Brooklyn stood with Vegas Tuesday night, October 3 as local residents, advocacy groups and elected officials gathered at the steps of Brooklyn Borough Hall, 209 Joralemon Street, to honor those lives lost at the Route 91 Harvest Country Music Festival on Sunday, October 1.
“We should not have to have a [Vegas Vigil], but here we are,” tweeted Borough President Eric Adams following the event, stressing that attendees’ one demand is to “[End gun violence].”
About 20,000 concert-goers were attending the music festival Sunday night when, at around 10 p.m., shots rang out. The gunman — 64-year-old Stephen Paddock — fired from the 32nd floor of the Mandalay Bay hotel — across the way from the venue — killing at least 59 people and injuring more than 500. Paddock, of Mesquite, Nevada, had been staying in the hotel room since September 28. In it, 42 weapons were found.

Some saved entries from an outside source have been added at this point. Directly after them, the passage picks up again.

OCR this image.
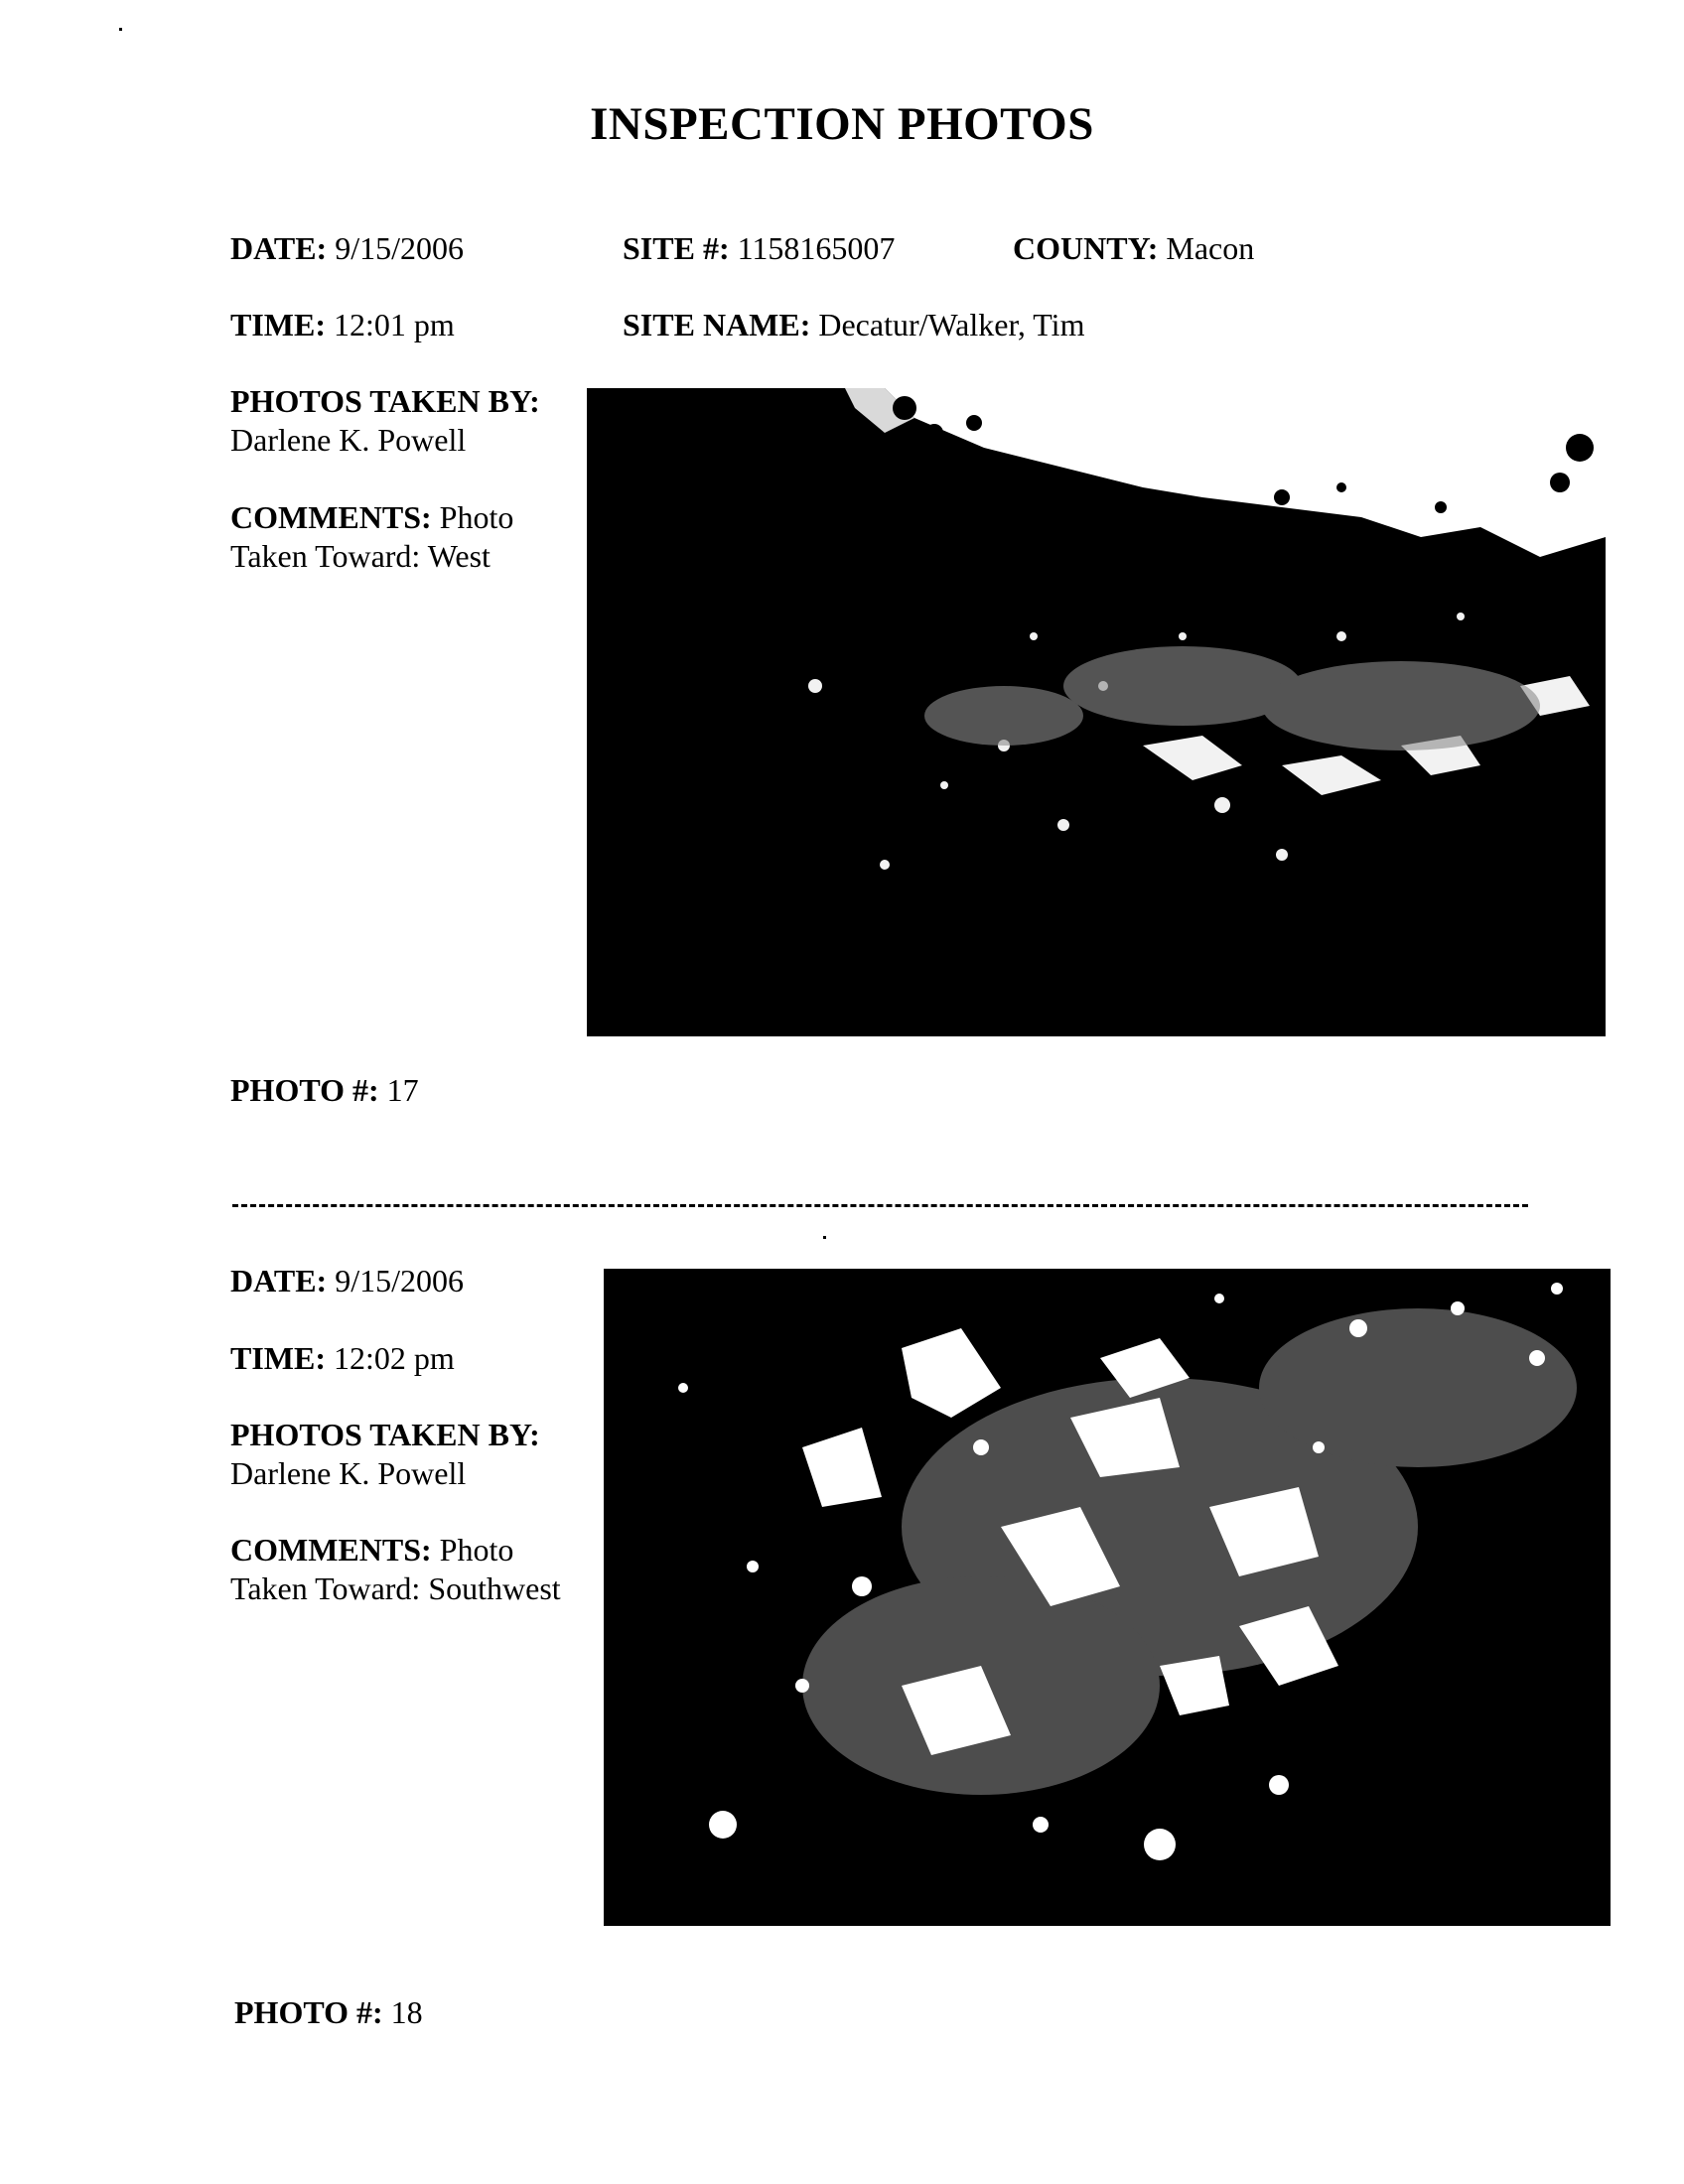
INSPECTION PHOTOS
DATE: 9/15/2006	SITE #: 1158165007	COUNTY: Macon
TIME: 12:01 pm	SITE NAME: Decatur/Walker, Tim
PHOTOS TAKEN BY:
Darlene K. Powell
COMMENTS: Photo
Taken Toward: West
PHOTO #: 17
DATE: 9/15/2006
TIME: 12:02 pm
PHOTOS TAKEN BY:
Darlene K. Powell
COMMENTS: Photo
Taken Toward: Southwest
PHOTO #: 18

“We need to be very clear that now is the time for everyday Americans to raise their voices, and come together to remove the threat of guns and violence from this country,” said Adams. “Americans should not have to gamble with their lives by merely being in public view.”
The attack is being referred to as the deadliest mass shooting in U.S. history, surpassing the Orlando nightclub attack last year in which 50 people died and 53 were wounded.
“It is amazing how much power we have to actually deal with this craziness and do nothing,” contended Councilmember Jumaane Williams at the vigil. “There are two reasons we do nothing — because the gun lobby and the [National Rifle Association] want more money and our Republican congressmembers are cowards and they want another job and another term. Those are the only two reasons we don’t have what we need when it comes to gun control.”